設計判断の理由は CLAUDE.md に、仕様は contract.md にある。
/plugin marketplace add uta-a/assay
/plugin install assay@assay
/assay:init プロジェクトを検出して設定を作る
/assay:run <タスク> 回す
/assay:calibrate 意味評価層の検出率と誤検出率を測る
/assay:init は検証コマンドの候補を集め、実際に起動して確認してから提案する。

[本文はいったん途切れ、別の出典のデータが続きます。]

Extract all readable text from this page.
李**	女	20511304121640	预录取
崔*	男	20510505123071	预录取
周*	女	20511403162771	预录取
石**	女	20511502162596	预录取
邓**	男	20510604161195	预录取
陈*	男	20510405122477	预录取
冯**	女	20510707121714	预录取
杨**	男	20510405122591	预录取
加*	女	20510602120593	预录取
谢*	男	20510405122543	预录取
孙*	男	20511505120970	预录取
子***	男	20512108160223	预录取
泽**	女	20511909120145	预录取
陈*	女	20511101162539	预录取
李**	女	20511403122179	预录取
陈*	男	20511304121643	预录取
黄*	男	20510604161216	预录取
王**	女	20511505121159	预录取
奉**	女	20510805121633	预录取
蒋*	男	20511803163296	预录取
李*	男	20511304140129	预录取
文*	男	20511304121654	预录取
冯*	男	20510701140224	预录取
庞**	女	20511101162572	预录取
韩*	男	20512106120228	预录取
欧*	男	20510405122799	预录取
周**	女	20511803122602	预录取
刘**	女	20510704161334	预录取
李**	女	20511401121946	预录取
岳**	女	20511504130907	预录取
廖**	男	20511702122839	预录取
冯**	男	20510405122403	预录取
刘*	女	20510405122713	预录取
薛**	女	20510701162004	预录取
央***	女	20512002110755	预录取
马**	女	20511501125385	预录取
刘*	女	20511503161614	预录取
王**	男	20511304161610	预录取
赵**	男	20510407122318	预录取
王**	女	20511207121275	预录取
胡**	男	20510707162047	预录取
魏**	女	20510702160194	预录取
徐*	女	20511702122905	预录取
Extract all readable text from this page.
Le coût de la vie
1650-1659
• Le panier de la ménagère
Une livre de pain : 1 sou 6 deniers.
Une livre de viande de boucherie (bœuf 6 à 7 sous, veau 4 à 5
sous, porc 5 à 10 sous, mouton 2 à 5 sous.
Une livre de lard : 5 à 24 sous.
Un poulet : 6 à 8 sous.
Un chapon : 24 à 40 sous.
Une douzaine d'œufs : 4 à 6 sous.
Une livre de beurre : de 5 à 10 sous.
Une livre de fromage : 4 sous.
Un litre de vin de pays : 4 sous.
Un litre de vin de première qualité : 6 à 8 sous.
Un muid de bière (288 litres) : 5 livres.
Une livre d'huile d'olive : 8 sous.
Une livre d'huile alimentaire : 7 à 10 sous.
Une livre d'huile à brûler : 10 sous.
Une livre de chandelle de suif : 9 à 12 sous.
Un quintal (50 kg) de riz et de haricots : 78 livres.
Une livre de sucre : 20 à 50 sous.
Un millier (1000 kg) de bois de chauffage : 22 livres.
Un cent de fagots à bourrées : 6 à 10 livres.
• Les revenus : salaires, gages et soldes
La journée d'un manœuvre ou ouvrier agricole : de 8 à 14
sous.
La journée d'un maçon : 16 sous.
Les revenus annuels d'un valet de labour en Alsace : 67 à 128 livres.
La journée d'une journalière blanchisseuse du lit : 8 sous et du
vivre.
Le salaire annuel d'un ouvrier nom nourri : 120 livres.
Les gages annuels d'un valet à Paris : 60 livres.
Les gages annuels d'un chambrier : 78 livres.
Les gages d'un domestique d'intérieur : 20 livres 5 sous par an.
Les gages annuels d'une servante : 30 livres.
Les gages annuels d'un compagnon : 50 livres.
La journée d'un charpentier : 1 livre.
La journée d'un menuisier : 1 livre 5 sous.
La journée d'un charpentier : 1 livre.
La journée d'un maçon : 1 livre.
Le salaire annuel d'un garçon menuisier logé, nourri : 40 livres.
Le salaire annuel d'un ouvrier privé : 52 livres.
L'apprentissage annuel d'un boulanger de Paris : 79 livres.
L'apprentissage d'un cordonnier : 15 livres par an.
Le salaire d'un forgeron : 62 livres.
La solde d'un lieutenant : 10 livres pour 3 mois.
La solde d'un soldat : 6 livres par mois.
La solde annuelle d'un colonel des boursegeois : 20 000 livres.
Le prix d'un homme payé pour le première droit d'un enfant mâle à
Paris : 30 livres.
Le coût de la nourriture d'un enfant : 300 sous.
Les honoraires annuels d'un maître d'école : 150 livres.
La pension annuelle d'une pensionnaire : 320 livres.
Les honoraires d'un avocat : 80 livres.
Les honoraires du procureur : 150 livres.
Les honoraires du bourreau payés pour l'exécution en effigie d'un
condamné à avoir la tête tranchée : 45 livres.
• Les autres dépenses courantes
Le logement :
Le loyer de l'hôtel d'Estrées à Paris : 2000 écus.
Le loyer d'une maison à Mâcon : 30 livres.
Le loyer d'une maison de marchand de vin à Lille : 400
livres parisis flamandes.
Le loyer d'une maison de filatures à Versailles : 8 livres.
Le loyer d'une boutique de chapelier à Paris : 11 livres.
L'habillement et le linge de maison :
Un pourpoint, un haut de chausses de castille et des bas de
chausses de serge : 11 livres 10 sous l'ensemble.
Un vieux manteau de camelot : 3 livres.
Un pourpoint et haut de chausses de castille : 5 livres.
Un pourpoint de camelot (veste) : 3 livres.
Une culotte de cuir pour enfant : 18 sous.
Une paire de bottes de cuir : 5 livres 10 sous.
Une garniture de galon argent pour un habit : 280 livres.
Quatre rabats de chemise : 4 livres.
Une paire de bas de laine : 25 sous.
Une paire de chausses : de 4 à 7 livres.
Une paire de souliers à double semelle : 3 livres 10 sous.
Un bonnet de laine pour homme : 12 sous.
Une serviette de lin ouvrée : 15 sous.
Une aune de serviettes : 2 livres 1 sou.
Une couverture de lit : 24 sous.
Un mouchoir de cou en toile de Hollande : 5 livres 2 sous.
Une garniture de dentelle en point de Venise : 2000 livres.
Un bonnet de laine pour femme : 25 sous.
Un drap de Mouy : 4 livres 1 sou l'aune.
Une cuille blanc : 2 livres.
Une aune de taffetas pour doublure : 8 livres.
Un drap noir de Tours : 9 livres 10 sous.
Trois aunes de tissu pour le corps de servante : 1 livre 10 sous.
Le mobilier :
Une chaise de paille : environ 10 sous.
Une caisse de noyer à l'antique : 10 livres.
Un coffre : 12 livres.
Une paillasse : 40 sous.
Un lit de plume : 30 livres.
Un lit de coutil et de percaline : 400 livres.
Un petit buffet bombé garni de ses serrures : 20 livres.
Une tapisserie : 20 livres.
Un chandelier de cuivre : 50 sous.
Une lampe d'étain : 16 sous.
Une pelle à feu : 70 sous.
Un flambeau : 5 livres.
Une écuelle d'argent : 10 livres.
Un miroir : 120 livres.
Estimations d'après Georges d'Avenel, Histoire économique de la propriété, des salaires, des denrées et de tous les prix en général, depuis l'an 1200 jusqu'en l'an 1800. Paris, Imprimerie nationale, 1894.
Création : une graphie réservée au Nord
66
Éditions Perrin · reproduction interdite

存在しないコマンドや、設定がなく素通りするだけのリンタは config に到達しない。
採用するかどうかは人間が決める。
- Node.js 18 以上
- git(チェックポイント機能に必要。なくても動くが
discardはinheritに降格される) - テストランナー(強く推奨。ないと全ての完了条件が意味評価層に倒れ、この設計の前提が崩れる)
plugins/assay/
├── agents/ サブエージェント定義(役割ごとにツール権限を制限)
├── commands/ /assay:init と /assay:run
├── hooks/ 編集ごとの静的ゲート、findings の形式検証、書き込み権限の強制
├── scripts/
│ ├── detect-project.mjs 検証コマンドを検出し、実際に叩いて確認する
│ ├── run-assertions.mjs 機械検証層。落ちたら意味評価層を起動しない
│ ├── aggregate.mjs 集約。次の行き先をコードで決める
│ ├── checkpoint.mjs 隔離ワークツリーとサイクルごとの ref
│ ├── guard-criteria.mjs 誰がどのファイルに書けるかの強制
│ └── static-gate.mjs ファイル単位のリンタ
└── reference/ 契約とベースライン完了条件
評価器のプロンプトを変えたとき、良くなったのかノイズが増えたのかを区別できないと、 レビュアーを増やすほど「厚く」なって精度が下がる。
同梱の較正セット(欠陥入り6件+対照4件)に対して評価器を走らせ、 検出率・位置精度・対照への誤検出率を測る。対照は欠陥版と対になるように作ってあり、 「何かに文句を言うか」ではなく「欠陥のあるものとないものを区別できるか」を測る。
評価器 検出率 位置精度 対照誤検出
spec-conformance 50% 100% 25%
adversarial-critic 83% 100% 100%
層として(和) 100% 100%
判定: 採用不可 — 対照への誤検出が増えました。
採否はコードが決める。層としての検出率が下がるか対照誤検出が増えれば、 その変更は採用されない。「厳しくしたので良くなったはず」を排除するための仕組みなので、 判定を解釈で覆さないこと。
コア(層の分離、機械検証、集約、チェックポイント、較正)は動作する。 評価器を差し替え可能にするプロファイル機構は未実装。